Araştırmaya göre ofise iki ya da üç gün gitmek isteyenlerin oranı ise yüzde 61’miş.
Önce sağlık diyenlerin oranı da yüzde 71 olmuş.
Katılımcıların sadece yüzde 18’i tam zamanlı çalışmayı benimseyerek ofise dönmek istiyor.

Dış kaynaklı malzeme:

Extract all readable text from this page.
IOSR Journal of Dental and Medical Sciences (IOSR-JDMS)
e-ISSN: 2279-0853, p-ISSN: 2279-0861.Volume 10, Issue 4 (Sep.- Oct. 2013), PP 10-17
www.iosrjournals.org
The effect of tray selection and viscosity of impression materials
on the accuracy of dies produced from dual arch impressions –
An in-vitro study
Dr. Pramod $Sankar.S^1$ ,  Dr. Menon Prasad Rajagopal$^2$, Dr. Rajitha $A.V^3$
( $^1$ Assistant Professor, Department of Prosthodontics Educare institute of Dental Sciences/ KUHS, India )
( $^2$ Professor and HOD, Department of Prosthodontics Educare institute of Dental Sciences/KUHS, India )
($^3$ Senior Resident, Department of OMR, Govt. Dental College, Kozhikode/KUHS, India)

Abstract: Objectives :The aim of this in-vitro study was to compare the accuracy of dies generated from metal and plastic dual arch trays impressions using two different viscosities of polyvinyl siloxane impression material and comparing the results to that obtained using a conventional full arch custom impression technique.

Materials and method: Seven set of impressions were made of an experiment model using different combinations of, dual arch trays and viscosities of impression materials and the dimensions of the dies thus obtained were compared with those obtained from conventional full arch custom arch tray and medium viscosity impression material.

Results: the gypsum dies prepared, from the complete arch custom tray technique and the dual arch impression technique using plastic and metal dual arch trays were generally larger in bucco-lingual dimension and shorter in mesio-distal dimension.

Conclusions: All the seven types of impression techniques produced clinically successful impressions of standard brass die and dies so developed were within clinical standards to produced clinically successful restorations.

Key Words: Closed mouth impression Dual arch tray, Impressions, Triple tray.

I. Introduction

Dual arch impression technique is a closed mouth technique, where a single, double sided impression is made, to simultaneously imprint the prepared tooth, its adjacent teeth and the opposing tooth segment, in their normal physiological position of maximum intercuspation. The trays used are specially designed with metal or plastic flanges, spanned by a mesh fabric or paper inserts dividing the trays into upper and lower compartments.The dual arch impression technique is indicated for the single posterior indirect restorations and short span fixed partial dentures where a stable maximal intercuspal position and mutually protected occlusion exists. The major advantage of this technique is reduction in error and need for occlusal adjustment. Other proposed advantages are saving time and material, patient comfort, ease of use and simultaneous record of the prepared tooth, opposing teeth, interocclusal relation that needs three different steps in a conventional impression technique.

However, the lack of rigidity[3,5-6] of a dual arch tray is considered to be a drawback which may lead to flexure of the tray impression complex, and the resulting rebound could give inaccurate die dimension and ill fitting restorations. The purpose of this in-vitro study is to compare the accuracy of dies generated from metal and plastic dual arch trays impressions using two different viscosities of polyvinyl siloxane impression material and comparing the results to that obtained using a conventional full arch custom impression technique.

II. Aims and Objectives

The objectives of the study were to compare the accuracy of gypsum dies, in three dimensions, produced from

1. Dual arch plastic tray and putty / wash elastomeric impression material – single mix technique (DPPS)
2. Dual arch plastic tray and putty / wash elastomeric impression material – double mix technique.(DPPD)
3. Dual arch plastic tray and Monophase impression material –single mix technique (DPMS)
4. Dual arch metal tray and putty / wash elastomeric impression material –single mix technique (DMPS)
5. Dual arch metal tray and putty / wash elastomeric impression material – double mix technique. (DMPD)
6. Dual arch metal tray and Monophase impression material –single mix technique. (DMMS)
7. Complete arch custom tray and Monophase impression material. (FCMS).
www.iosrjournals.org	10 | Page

Çalışanların yüzde 51’i aşı olmadan ofise gitmek istemediğini ifade ederken, yüzde 71’i aşılama sürecinin tamamen biteceği güne kadar ofise dönme konusunda tereddütlü olduğunu ifade ediyormuş.
Yüzde 33’ü evden verimli çalıştığını düşünüyormuş.
Araştırmalara, bilimsel çalışmalara elbette sonsuz saygım var.
Ama şunu çok iyi biliyorum.
Evden çalışma bazı sektörler ve kadrolar dışında olmaz, olamaz.
Kimse “Evde verimli çalışıyorum” filan demesin.
Evde verimli de çalışılmaz.
Çünkü hayat matematik değildir.
İş hayatı da öyledir.
Sosyalleşmeden, iş arkadaşlığı geliştirmeden, fikir sörfü yapmadan bu işler olmaz.
O yüzden ben ısrarla söylüyorum.
Bu pandemi geçer, belki biraz küçülerek insanlar ofislerine geri döner.
Niye şaşırıyoruz ki
BODRUM trafiğini gördüm.
Arkadaşlarım da Bodrum’dan arayarak sıkışıklığı, yoğunluğu söylediler.
Peki ne bekliyorduk?
İmkanı olan insanlar evlerine gitmesinler mi?
17 gün uzun bir süre...
Zaten birçok kişi yazlıklarından geri dönmedi.
Yine imkanı olanlar yazlıklarından çalışmayı tercih ettiler.
Bundan sonra da böyle olacak.
Yıllardır uyarıyorum ve söylüyorum.
Bodrum, Marmaris, Çeşme gibi turistik yerler artık bir şehir görüntüsüne girdi.
Nüfus artıyor, insanların beklentileri de öyle...
Yeni konutlar, siteler yapıldı, yapılıyor.
Önemli olan bu süreci görüp altyapıları kuvvetlendirmekti.
Hep yazdım.
Mevcut bütçeleriyle buraları yönetmek gerçekten zor.
Yazları milyonu geçen nüfuslar oluyor.
Örneğin Bodrum bağlı olduğu Muğla’nın kat ve kat üzerinde bir nüfusa sahip...
Artık markalaşmış turizm ilçelerimiz için farklı bir bütçelenme ya da altyapı hizmetleri için formüller geliştirmek zorundayız.
Bodrum’u gördünüz.
Belediye Başkanı Ahmet Aras bile “Bodrum’da kaos var” diyor.
30 – 40 yıl önce yazları insanların huzur bulmaya gittiği ilçe, artık çevre yolu hatta çevre yolları isteyen bir turizm merkezi haline gelmiş durumda.
Kimse görüntülere, fotoğraflara bakarak şaşırmasın.